CHICAGO — If all goes according to plan, the Black String Triage Ensemble will be assembled and activated to bring music and healing to Chicago’s scenes of violence and sorrow by August.
“It’s too important to wait,” founder Dayvin Hallmon told me Thursday. “This has to happen now.”
Hallmon created the Black String Triage Ensemble in Milwaukee in 2019. When a community is shattered by violence, Hallmon and his musicians start repairing the cracks.
The ensemble of Black and Latinx string players brings their instruments to the scenes of tragedy — shootings, usually. But also suicides, overdoses, car accidents. They play concerts around the five stages of grief: denial, anger, bargaining, depression and acceptance. They play a song for each stage, plus a sixth song for what Hallmon calls a sixth stage of grief: faith. They set up away from the crime tape, out of the way of the police, but close enough for the neighbors to hear them.
“To guard against hardening our humanity,” Hallmon said. “The humanity that’s been lost — whether it’s because we view someone as expendable or just a sheer lack of care and compassion — this is how we begin to rescue that back.”
I wrote about Hallmon and his musicians last summer, when the Black String Triage Ensemble performed outside the Kenosha County Courthouse. That city was engulfed in protests at the time, after police shot Jacob Blake seven times.
In April, Hallmon, who was born in Chicago, told me he wanted to expand into his hometown.
“Chicago, unlike any other city in the country, has shown me what love looks like,” Hallmon said at the time. “It does this in a way that New York doesn’t understand. In a way that Los Angeles, with its Hollywood arrogance, doesn’t have the capacity for. In a way that D.C., with its obsession with politics, can’t comprehend. I don’t care who you are or how much money or education you do or don’t have, that city champions culture and says it is for everybody. When I’m there, I feel like I can breathe. There’s something so special about it. There just is.”
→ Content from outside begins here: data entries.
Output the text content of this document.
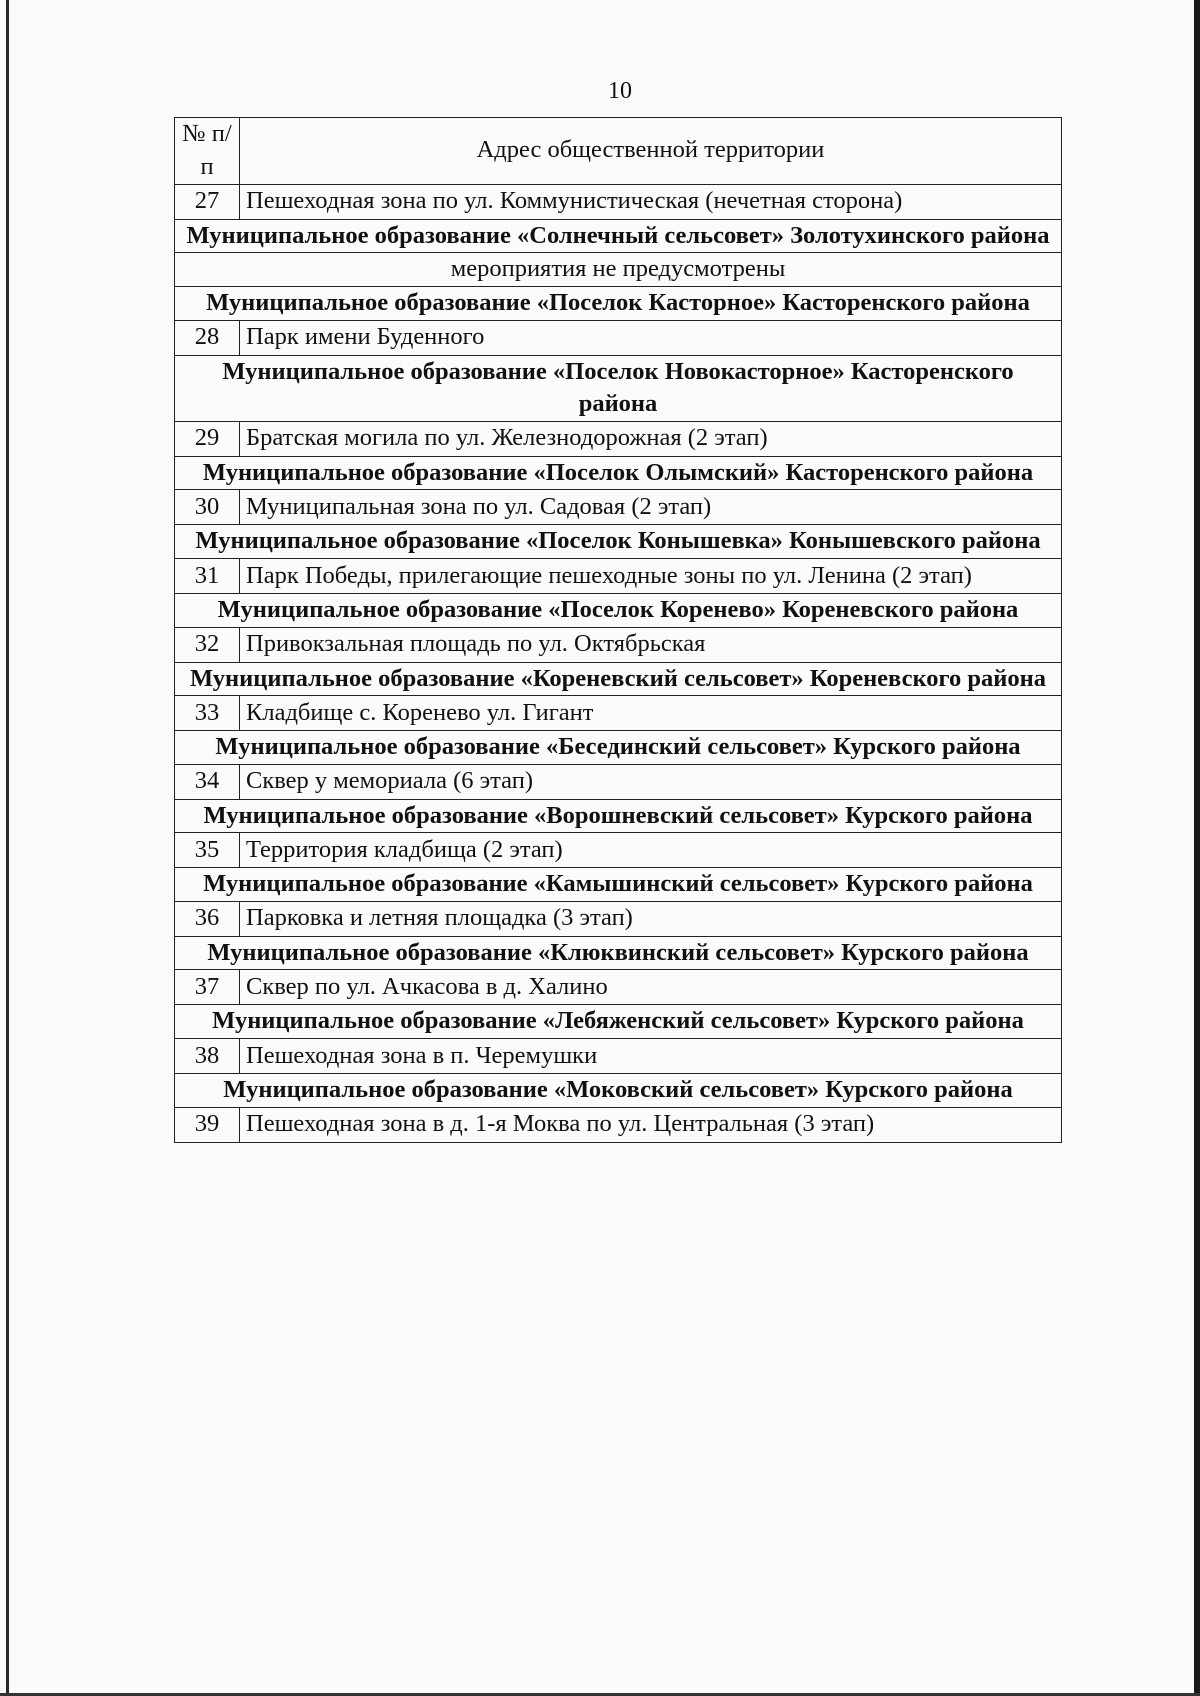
10
№ п/п	Адрес общественной территории
27	Пешеходная зона по ул. Коммунистическая (нечетная сторона)
Муниципальное образование «Солнечный сельсовет» Золотухинского района	
мероприятия не предусмотрены	
Муниципальное образование «Поселок Касторное» Касторенского района	
28	Парк имени Буденного
Муниципальное образование «Поселок Новокасторное» Касторенского района	
29	Братская могила по ул. Железнодорожная (2 этап)
Муниципальное образование «Поселок Олымский» Касторенского района	
30	Муниципальная зона по ул. Садовая (2 этап)
Муниципальное образование «Поселок Конышевка» Конышевского района	
31	Парк Победы, прилегающие пешеходные зоны по ул. Ленина (2 этап)
Муниципальное образование «Поселок Коренево» Кореневского района	
32	Привокзальная площадь по ул. Октябрьская
Муниципальное образование «Кореневский сельсовет» Кореневского района	
33	Кладбище с. Коренево ул. Гигант
Муниципальное образование «Бесединский сельсовет» Курского района	
34	Сквер у мемориала (6 этап)
Муниципальное образование «Ворошневский сельсовет» Курского района	
35	Территория кладбища (2 этап)
Муниципальное образование «Камышинский сельсовет» Курского района	
36	Парковка и летняя площадка (3 этап)
Муниципальное образование «Клюквинский сельсовет» Курского района	
37	Сквер по ул. Ачкасова в д. Халино
Муниципальное образование «Лебяженский сельсовет» Курского района	
38	Пешеходная зона в п. Черемушки
Муниципальное образование «Моковский сельсовет» Курского района	
39	Пешеходная зона в д. 1-я Моква по ул. Центральная (3 этап)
And it’s beset by violence. Both things are true.
Violence is a community experience. But so are outdoor concerts, Hallmon points out. Injecting music and beauty and humanity into crime scenes, he believes, can transform them into places for recovery, healing and hope.
“Every city in America feels like the next place for a Black String Triage Ensemble,” he said. “Every city in America.”
Chicago’s time is now.
On June 27 and every Sunday in July, Hallmon will hold open rehearsals for violin, viola, cello and upright bass players who would like to serve as volunteer musicians in his Chicago-based ensemble.
Rehearsals will take place from 6 to 8 p.m. at St. Martin’s Episcopal Church. The church will serve as the Black String Triage Ensemble home base, from which the musicians will fan out to scenes of tragedy on the West Side.
By next summer, Hallmon would like to assemble enough musicians to serve Chicago’s South Side and North Side neighborhoods as well.
Hallmon said he’s heard tremendous support for the Chicago expansion — from Chicago Symphony Orchestra musicians, from clergy members, from fundraisers, from residents.
“There’s enthusiasm in all the right places,” he said.
Now he just needs musicians.
Hallmon is excited about the musical selections he’s chosen for the rehearsals, a collection he titled “Re-stitching the seams.”
“I really want people to feel and understand that everybody has a stake in turning the tide of this violence,” he said. “Whether it’s really looking at teenagers and asking them how they are, or art museums and musical institutions doubling down on their efforts to get art supplies or instruments into the hands of young people or athletic clubs doubling down on youth participation. Whatever everyone is doing, it’s not enough. And that’s not a criticism. It’s just that it has to be twice as aggressive, twice as intense, twice as intentional.”
I hope Chicago listens to Hallmon — his words and his music. We need to go where he wants to take us.